Nos Estados Unidos, o 7 de setembro deste ano também foi feriado – mais especificamente o Dia do Trabalho no país – ao contrário de mais de 80 outras nações, a data não é celebrada em 1o de Maio. Trata-se de uma data que marca o fim do verão e que, para muitos americanos, também leva a reflexões sobre como eles ainda tiram menos dias de férias que pessoas em outros países.
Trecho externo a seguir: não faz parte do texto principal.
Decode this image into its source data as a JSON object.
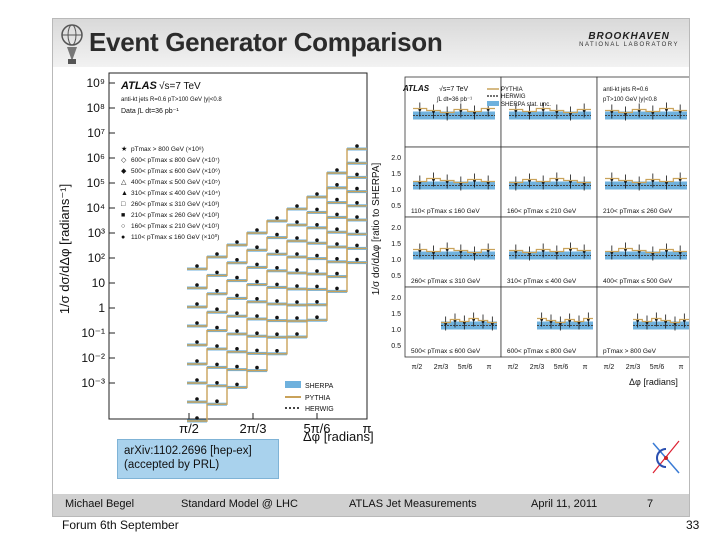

Os americanos não contam com férias garantidas por lei. Empregadores oferecem dias livres – uma média de 12, segundo um estudo da Organização para Cooperação e Desenvolvimento Econômico (OCDE) –, mas pesquisas mostram que quatro entre 10 pessoas escolhem não tirar todo o período oferecido.
"Cultura"
Para muitos americanos, tirar férias causa o temor da perda do emprego. Trabalhar longas horas faz parte da identidade coletiva americana, ainda que a mesma OCDE mostre que o país não está sequer entre os 10 mais em termos de horas per capita anuais. Muitos americanos têm orgulho do "suor extra".
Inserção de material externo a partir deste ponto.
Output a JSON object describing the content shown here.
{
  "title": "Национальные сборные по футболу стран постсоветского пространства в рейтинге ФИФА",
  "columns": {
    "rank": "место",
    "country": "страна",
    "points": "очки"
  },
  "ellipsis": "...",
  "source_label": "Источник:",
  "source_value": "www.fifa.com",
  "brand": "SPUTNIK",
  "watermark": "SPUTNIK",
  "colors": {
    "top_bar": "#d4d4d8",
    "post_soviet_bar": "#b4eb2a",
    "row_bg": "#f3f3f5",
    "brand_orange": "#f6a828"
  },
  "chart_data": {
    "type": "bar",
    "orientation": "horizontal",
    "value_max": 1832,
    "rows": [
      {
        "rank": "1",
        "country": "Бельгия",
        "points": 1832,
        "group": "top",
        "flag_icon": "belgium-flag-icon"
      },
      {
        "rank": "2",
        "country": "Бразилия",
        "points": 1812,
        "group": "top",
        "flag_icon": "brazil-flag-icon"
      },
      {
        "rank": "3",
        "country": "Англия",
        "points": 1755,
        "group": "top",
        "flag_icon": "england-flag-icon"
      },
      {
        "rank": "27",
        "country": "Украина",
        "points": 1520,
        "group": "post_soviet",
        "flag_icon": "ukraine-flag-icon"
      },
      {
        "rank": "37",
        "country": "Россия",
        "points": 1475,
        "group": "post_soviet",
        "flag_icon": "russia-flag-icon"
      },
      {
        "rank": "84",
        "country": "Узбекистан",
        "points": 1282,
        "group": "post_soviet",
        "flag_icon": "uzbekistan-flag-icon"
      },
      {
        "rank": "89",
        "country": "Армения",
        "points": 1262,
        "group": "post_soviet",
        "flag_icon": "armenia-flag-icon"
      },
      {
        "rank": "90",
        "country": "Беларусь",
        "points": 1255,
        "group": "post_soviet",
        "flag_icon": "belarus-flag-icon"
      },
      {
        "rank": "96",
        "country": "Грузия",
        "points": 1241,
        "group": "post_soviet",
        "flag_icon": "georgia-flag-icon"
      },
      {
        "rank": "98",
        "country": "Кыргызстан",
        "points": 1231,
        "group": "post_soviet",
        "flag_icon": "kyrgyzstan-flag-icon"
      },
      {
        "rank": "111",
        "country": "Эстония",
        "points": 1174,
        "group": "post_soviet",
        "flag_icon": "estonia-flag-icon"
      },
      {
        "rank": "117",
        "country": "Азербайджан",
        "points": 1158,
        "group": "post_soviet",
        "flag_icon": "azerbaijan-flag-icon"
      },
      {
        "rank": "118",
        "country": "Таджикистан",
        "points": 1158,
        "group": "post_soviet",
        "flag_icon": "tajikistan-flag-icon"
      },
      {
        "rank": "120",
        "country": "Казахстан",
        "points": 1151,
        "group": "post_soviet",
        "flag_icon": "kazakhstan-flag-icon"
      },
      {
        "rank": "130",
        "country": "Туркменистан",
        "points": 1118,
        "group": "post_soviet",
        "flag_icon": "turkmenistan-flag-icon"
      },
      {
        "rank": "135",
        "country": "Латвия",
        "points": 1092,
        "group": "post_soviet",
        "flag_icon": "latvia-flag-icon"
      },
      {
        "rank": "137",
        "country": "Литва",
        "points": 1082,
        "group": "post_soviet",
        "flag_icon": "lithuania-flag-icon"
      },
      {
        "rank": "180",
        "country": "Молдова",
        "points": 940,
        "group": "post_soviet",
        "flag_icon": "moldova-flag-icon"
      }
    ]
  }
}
Em conversas com internautas, a BBC descobriu que não falta vontade para gozar de férias, mas que o estigma de "preguiçoso" persegue quem não se conforma com uma rotina de trabalho mais intensa. Gerald Audet, por exemplo, tem um doutorado em medicina e trabalhou em três laboratórios diferentes nos últimos três anos. Em todas as empresas, esperava-se que pensassem em trabalho 24 horas.
Muitos americanos disseram à BBC que têm medo do que vão encontrar quando voltam ao trabalho das férias. A profissional de comunicações Betsy Rizzo, por exemplo, contou que terminou trabalhando por horas a fio na volta como forma de "mostrar serviço".